С Катей больше нечего разговаривать, что она понимает — девчонка.
С медлительной важностью слез Колька с забора и пошел отыскивать Костю Трунина, с ним посоветоваться можно— человек знающий и бывалый.
Костя был наказан, сидел в своей комнате на подоконнике и зубрил уроки, на Кольку внимания не обратил.
Колька походил, походил вокруг окна и, сломив гордость, окликнул:
— Костя, а Костя?!
— Что тебе, видишь, занят, — ответил тот раздраженно.
— Дело важное, нужно поговорить, — говорил Колька просительно — такое нетерпение разобрало, нельзя откладывать ни на минутку.
Костя догадался, что дело не пустяковое, бросил свою важность и сказал, сложив ладони трубочкой.

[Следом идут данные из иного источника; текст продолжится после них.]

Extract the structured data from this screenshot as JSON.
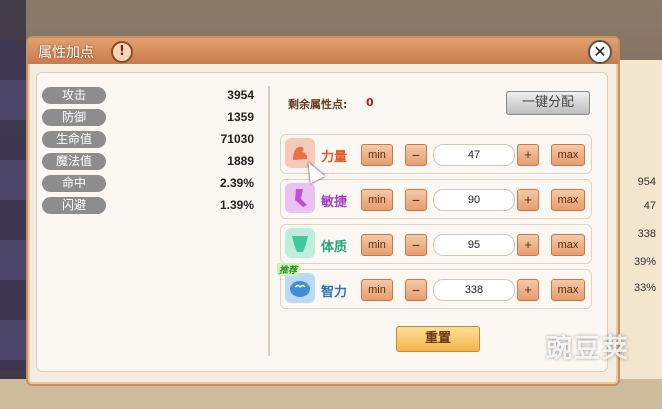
{
  "window": {
    "title": "属性加点",
    "info_icon": "!",
    "close_icon": "✕"
  },
  "stats": [
    {
      "label": "攻击",
      "value": "3954"
    },
    {
      "label": "防御",
      "value": "1359"
    },
    {
      "label": "生命值",
      "value": "71030"
    },
    {
      "label": "魔法值",
      "value": "1889"
    },
    {
      "label": "命中",
      "value": "2.39%"
    },
    {
      "label": "闪避",
      "value": "1.39%"
    }
  ],
  "remaining": {
    "label": "剩余属性点:",
    "value": "0"
  },
  "auto_assign_label": "一键分配",
  "attributes": [
    {
      "name": "力量",
      "value": "47",
      "icon": "muscle-arm-icon",
      "color": "#e8714a",
      "name_color": "#e05a2a"
    },
    {
      "name": "敏捷",
      "value": "90",
      "icon": "running-leg-icon",
      "color": "#c24fd1",
      "name_color": "#a23fc2"
    },
    {
      "name": "体质",
      "value": "95",
      "icon": "torso-icon",
      "color": "#3fc99c",
      "name_color": "#27a57a"
    },
    {
      "name": "智力",
      "value": "338",
      "icon": "brain-icon",
      "color": "#3f8fd8",
      "name_color": "#2b74c0",
      "tag": "推荐"
    }
  ],
  "buttons": {
    "min": "min",
    "dec": "−",
    "inc": "+",
    "max": "max",
    "reset": "重置"
  },
  "watermark": "豌豆荚",
  "background": {
    "right_values": [
      "954",
      "47",
      "338",
      "39%",
      "33%"
    ]
  }
}
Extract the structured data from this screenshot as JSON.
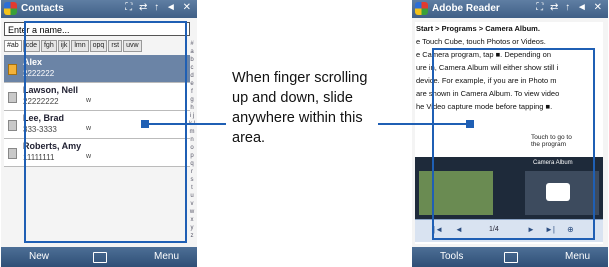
{
  "contacts": {
    "title": "Contacts",
    "status": "⛶ ⇄ ↑ ◄ ✕",
    "name_placeholder": "Enter a name...",
    "tabs": [
      "#ab",
      "cde",
      "fgh",
      "ijk",
      "lmn",
      "opq",
      "rst",
      "uvw"
    ],
    "entries": [
      {
        "name": "Alex",
        "number": "2222222",
        "tag": ""
      },
      {
        "name": "Lawson, Nell",
        "number": "22222222",
        "tag": "w"
      },
      {
        "name": "Lee, Brad",
        "number": "333-3333",
        "tag": "w"
      },
      {
        "name": "Roberts, Amy",
        "number": "11111111",
        "tag": "w"
      }
    ],
    "alpha_index": "# a b c d e f g h i j k l m n o p q r s t u v w x y z",
    "softkeys": {
      "left": "New",
      "right": "Menu"
    }
  },
  "reader": {
    "title": "Adobe Reader",
    "status": "⛶ ⇄ ↑ ◄ ✕",
    "lines": [
      {
        "text": "Start > Programs > Camera Album.",
        "bold": true
      },
      {
        "text": "e Touch Cube, touch Photos or Videos.",
        "bold": false
      },
      {
        "text": "",
        "bold": false
      },
      {
        "text": "e Camera program, tap ■. Depending on",
        "bold": false
      },
      {
        "text": "ure in, Camera Album will either show still i",
        "bold": false
      },
      {
        "text": "device. For example, if you are in Photo m",
        "bold": false
      },
      {
        "text": "are shown in Camera Album. To view video",
        "bold": false
      },
      {
        "text": "he Video capture mode before tapping ■.",
        "bold": false
      }
    ],
    "callout": "Touch to go to the program",
    "mini_label": "Camera Album",
    "page": "1/4",
    "softkeys": {
      "left": "Tools",
      "right": "Menu"
    }
  },
  "caption": "When finger scrolling up and down, slide anywhere within this area."
}
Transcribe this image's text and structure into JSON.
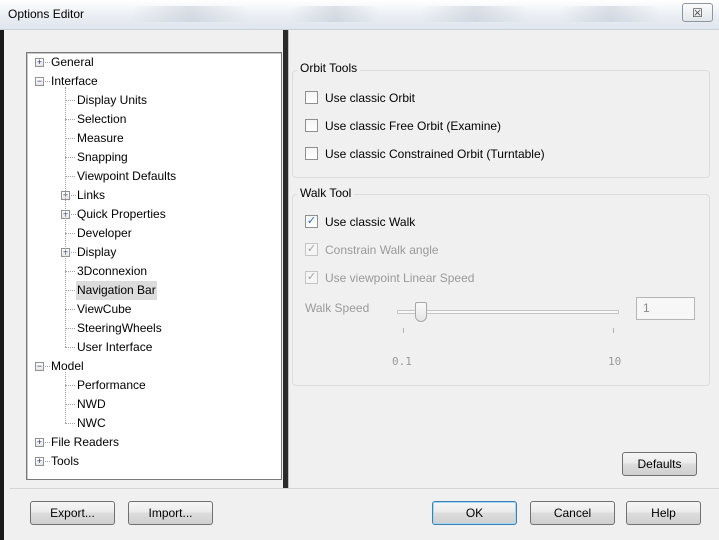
{
  "window": {
    "title": "Options Editor",
    "close_symbol": "☒"
  },
  "tree": {
    "items": [
      {
        "label": "General",
        "level": 0,
        "expander": "+"
      },
      {
        "label": "Interface",
        "level": 0,
        "expander": "−"
      },
      {
        "label": "Display Units",
        "level": 1,
        "expander": ""
      },
      {
        "label": "Selection",
        "level": 1,
        "expander": ""
      },
      {
        "label": "Measure",
        "level": 1,
        "expander": ""
      },
      {
        "label": "Snapping",
        "level": 1,
        "expander": ""
      },
      {
        "label": "Viewpoint Defaults",
        "level": 1,
        "expander": ""
      },
      {
        "label": "Links",
        "level": 1,
        "expander": "+"
      },
      {
        "label": "Quick Properties",
        "level": 1,
        "expander": "+"
      },
      {
        "label": "Developer",
        "level": 1,
        "expander": ""
      },
      {
        "label": "Display",
        "level": 1,
        "expander": "+"
      },
      {
        "label": "3Dconnexion",
        "level": 1,
        "expander": ""
      },
      {
        "label": "Navigation Bar",
        "level": 1,
        "expander": "",
        "selected": true
      },
      {
        "label": "ViewCube",
        "level": 1,
        "expander": ""
      },
      {
        "label": "SteeringWheels",
        "level": 1,
        "expander": ""
      },
      {
        "label": "User Interface",
        "level": 1,
        "expander": ""
      },
      {
        "label": "Model",
        "level": 0,
        "expander": "−"
      },
      {
        "label": "Performance",
        "level": 1,
        "expander": ""
      },
      {
        "label": "NWD",
        "level": 1,
        "expander": ""
      },
      {
        "label": "NWC",
        "level": 1,
        "expander": ""
      },
      {
        "label": "File Readers",
        "level": 0,
        "expander": "+"
      },
      {
        "label": "Tools",
        "level": 0,
        "expander": "+"
      }
    ]
  },
  "orbit": {
    "title": "Orbit Tools",
    "options": [
      {
        "label": "Use classic Orbit",
        "checked": false
      },
      {
        "label": "Use classic Free Orbit (Examine)",
        "checked": false
      },
      {
        "label": "Use classic Constrained Orbit (Turntable)",
        "checked": false
      }
    ]
  },
  "walk": {
    "title": "Walk Tool",
    "use_classic": {
      "label": "Use classic Walk",
      "checked": true
    },
    "constrain": {
      "label": "Constrain Walk angle",
      "checked": true,
      "disabled": true
    },
    "linear_speed": {
      "label": "Use viewpoint Linear Speed",
      "checked": true,
      "disabled": true
    },
    "speed_label": "Walk Speed",
    "speed_value": "1",
    "speed_min": "0.1",
    "speed_max": "10",
    "slider_fraction": 0.1
  },
  "buttons": {
    "defaults": "Defaults",
    "export": "Export...",
    "import": "Import...",
    "ok": "OK",
    "cancel": "Cancel",
    "help": "Help"
  },
  "check_glyph": "✓"
}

— Я безобедник, сейчас попробую удрать, жди за углом.
Через минуту Костя благополучно выбрался из темницы.
— Бежим, — крикнул, и они побежал но улице, на пустырь, где свалка— любимое место для собраний и заговоров.
Запинаясь, рассказал Колька об отъезде отца и о мысли ехать к нему, рассказывал несколько смущенно, боялся, что Костя высмеет, но тот серьезно наморщил лоб и сказал:
— Ты прав, на войну необходимо, я бы сам поехал с тобой… — поколебался: — но у меня семейные обстоятельства.
Колька вдруг почувствовал себя героем и даже выше Кости, заметил снисходительно:
— Я тебе письмо с войны пришлю и как ехать, тогда и ты, может, соберешься.
Костя поблагодарил, стали обсуждать все подробности путешествия: с какого вокзала выезжать, что с собой на дорогу брать — Костя все знал, а что не знал, обещал толком у старшего брата расспросить: тот — зубной врач и все знает.
Колька пошел домой и чувствовал, что все уже решено окончательно и бесповоротно; было немножко страшно и мать жалко— то-то наревется — и Катю и себя самого. Но зато когда вернется — как все завидовать и восхищаться будут.
Несколько дней Колька был задумчив и важен, с малышами больше не играл. С Катей тоже почти не разговаривал. Чувствовал себя уже не здесь, а где-то далеко, далеко.
Мать ничего не спрашивала, но иногда взглядывала пристально, будто догадывалась.
Не мог Колька спокойно выносить ее печального взгляда, заерзает, заторопится и скорей на двор, только с Костей и отводил душу, когда, забравшись на свалку, долго они шепчутся и обсуждают.
Наконец, Костя все разузнал: с Александровского вокзала завтра в семь вечера воинский эшелон отходит прямо туда, на войну, к отцу.
Дело все в том, чтобы незаметно в вагон забраться и сидеть до отхода поезда, а в пути уже не выкинут, да и много ребятишек к солдатам пристают, так «сын полка» и зовутся— об этом тоже Костин брат, зубной врач рассказал.